As far as the 15 minute delay, one thing we noticed is that the requests were being sent without any context deadline. We have since modified the requests call to implement a 1 minute timeout. This has helped significantly, although we notice that there’s a large number of requests that hit the timeout, cancellation and retry. We’re going to try a 5 minute timeout instead.

In terms of your question about whether request show up at various times or in bulk, it’s completely random - it’s not the case where there’s some event that occurs and all instances time out simultaneously.

For your last comment about retry time, I think we’ve fixed this with setting a context deadline on the requests, where previously it would wait forever (and hit the 15 minute timeout on the Azure storage API side).

Yes, currently restic (unfortunately) doesn’t set proper timeouts for its requests. We definitely have to fix that. Although, I’ll have to look into how to do it such that slow network connections are still supported.

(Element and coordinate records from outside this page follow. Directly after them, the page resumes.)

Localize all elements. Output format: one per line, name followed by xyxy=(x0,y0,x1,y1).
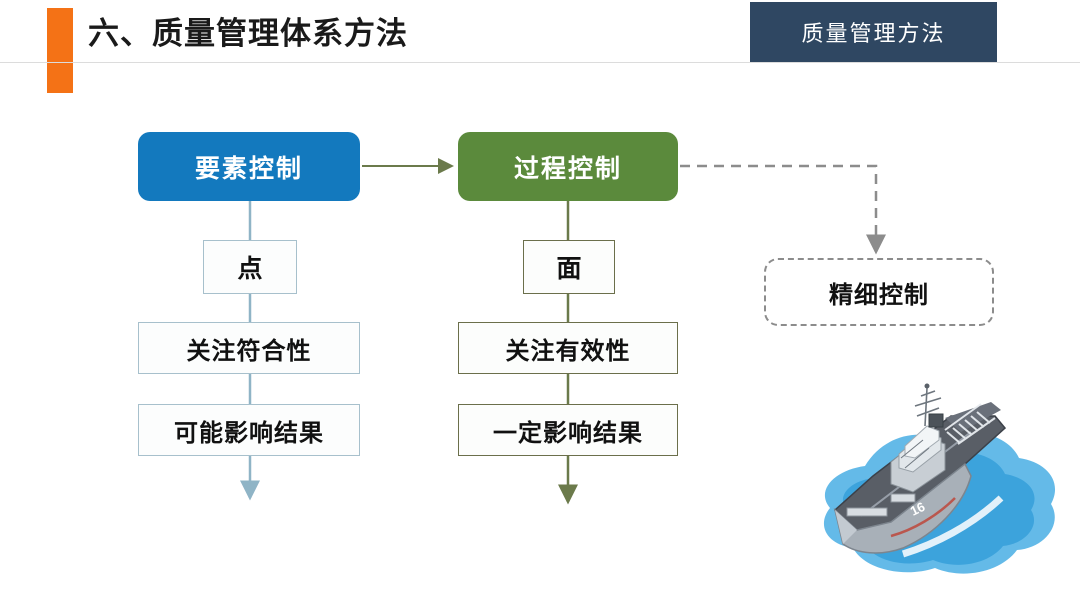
title-accent-bar xyxy=(47,8,73,93)
node-element-control[interactable]: 要素控制 xyxy=(138,132,360,201)
node-point[interactable]: 点 xyxy=(203,240,297,294)
header-divider xyxy=(0,62,1080,63)
node-plane[interactable]: 面 xyxy=(523,240,615,294)
node-fine-control[interactable]: 精细控制 xyxy=(764,258,994,326)
node-may-affect-result-label: 可能影响结果 xyxy=(174,413,324,448)
connector-process-to-fine xyxy=(680,166,876,252)
section-badge-label: 质量管理方法 xyxy=(801,16,945,48)
node-process-control[interactable]: 过程控制 xyxy=(458,132,678,201)
node-focus-effectiveness-label: 关注有效性 xyxy=(506,331,631,366)
slide-canvas: 六、质量管理体系方法 质量管理方法 xyxy=(0,0,1080,608)
section-badge: 质量管理方法 xyxy=(750,2,997,62)
island-superstructure xyxy=(891,384,945,493)
node-point-label: 点 xyxy=(237,249,262,285)
node-must-affect-result[interactable]: 一定影响结果 xyxy=(458,404,678,456)
node-focus-conformity[interactable]: 关注符合性 xyxy=(138,322,360,374)
node-must-affect-result-label: 一定影响结果 xyxy=(493,413,643,448)
node-focus-conformity-label: 关注符合性 xyxy=(187,331,312,366)
node-plane-label: 面 xyxy=(556,249,581,285)
node-element-control-label: 要素控制 xyxy=(195,149,303,185)
node-may-affect-result[interactable]: 可能影响结果 xyxy=(138,404,360,456)
aircraft-carrier-illustration: 16 xyxy=(795,358,1080,598)
page-title: 六、质量管理体系方法 xyxy=(88,12,408,56)
node-focus-effectiveness[interactable]: 关注有效性 xyxy=(458,322,678,374)
node-fine-control-label: 精细控制 xyxy=(829,275,929,310)
node-process-control-label: 过程控制 xyxy=(514,149,622,185)
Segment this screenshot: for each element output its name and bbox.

According to TCP and gRPC Failed Connection Timeouts (evanjones.ca) the 15 minutes delay are the result of a dropped connection at some point after sending the initial request.

1 Like

Thanks for that link, definitely informative.

We have implemented a hard-coded timeout in restic for the moment. A real fix would be to make that timeout a tunable. We have forked our own version of restic to do some tuning in other areas specific to ONTAP backend storage. However, this timeout is not something we’d want to own and would like to contribute it back if possible.

BTW, the timeout we initially set was 1 minute, and while that allowed the restore to complete, it did seem to be too agressive. Testing with 5 minute timeout now (until we have the ability to tune the timeout when running restic).